折に触れて、仏典を読んて気づいたことを書いていきます。
ものごとは心にもとづき、心を主とし、心によってつくり出される。もしも汚れた心で話したり行ったりするならば、苦しみはその人につき従う。──車をひく(牛)の足跡に車輪がついて行くように。
ものごとは心にもとづき、心を主とし、心によってつくり出される。もしも清らかな心で話したり行ったりするならば、福楽はその人につき従う。
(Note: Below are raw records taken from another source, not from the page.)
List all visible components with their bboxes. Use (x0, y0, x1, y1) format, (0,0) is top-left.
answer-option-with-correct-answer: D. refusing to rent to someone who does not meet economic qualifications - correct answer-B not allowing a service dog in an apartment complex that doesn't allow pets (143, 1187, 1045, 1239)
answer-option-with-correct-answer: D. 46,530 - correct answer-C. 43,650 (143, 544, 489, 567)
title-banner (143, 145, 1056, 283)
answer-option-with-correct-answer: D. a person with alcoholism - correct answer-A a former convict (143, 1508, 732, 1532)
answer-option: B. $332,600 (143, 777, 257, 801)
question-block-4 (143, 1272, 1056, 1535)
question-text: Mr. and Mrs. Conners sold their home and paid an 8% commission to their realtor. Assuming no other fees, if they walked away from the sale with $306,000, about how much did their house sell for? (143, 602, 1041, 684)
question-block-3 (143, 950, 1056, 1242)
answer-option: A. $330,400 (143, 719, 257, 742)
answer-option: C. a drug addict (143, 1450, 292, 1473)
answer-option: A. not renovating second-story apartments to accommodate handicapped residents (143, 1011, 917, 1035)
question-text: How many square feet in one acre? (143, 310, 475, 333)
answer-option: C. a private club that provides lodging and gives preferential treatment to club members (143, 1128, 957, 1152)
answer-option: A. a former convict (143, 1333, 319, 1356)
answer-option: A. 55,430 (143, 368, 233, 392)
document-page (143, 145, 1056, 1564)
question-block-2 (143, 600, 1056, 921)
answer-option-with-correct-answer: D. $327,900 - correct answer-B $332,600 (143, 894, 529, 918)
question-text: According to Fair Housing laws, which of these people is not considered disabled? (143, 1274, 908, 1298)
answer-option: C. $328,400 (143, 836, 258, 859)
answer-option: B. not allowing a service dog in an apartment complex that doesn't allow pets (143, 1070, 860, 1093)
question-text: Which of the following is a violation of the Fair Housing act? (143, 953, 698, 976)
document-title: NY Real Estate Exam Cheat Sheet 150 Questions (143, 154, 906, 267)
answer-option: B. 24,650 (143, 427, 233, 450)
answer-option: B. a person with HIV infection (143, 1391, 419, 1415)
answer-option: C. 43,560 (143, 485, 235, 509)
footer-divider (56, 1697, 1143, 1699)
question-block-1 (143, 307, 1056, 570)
──影がそのからだから離れないように。
ブッダの真理のことば・感興のことば (岩波文庫)
より
ゴータマ・ブッダ (講談社学術文庫) でも同様の文章あり。
これは、『ダンマパダ』といわれている原始仏典です。釈尊が説いた言葉に非常に近いと言われている仏典です。この句は仏教の本質をあらわしていると思います。仏教の教えは、「心」を非常に重視していると感じます。心を清浄にすることが仏教の一つの目標なのでしょう。このことは、個々人の心の中に仏があるという思想につながっていると思います。唯識思想などが出てくるのも、仏教のこのような根本思想があるからではないでしょうか。
心に関しては「ダンマパダ」にこんな言葉もありますねぇ。
心は、動揺し、ざわめき、護り難く、制し難い。英知ある人はこれを直くする。──弓矢職人が矢柄を直くするように。
心は、捉え難く、軽々とざわめき、欲するままにおもむく。その心をおさめることは善いことである。心をおさめたならば、安楽をもたらす。
心は、極めて見難く、極めて微妙であり、欲するがままにおもむく。英知ある人は心を守れかし。心を守ったならば、安楽をもたらす。
ブッダの真理のことば・感興のことば (岩波文庫)より
至言です。まさに、心は制御しがたいものです。欲するがままに動こうとします。
毎朝、電車で通勤しているのですが、満員の時間帯に乗るのは嫌なんですよね。人々の心がトゲトゲしているのがよく分かります。自分の心も、ついイライラしてしまっているときがあります。そんなときは、この句を思い出すようにしています。この物質文明の時代、はたして、文明が進んで人々は「弓や職人が矢柄を直くするように」心を制御できるようになってきているのでしょうか。そんなことを感じることができない社会的事件が続いているのが悲しいです。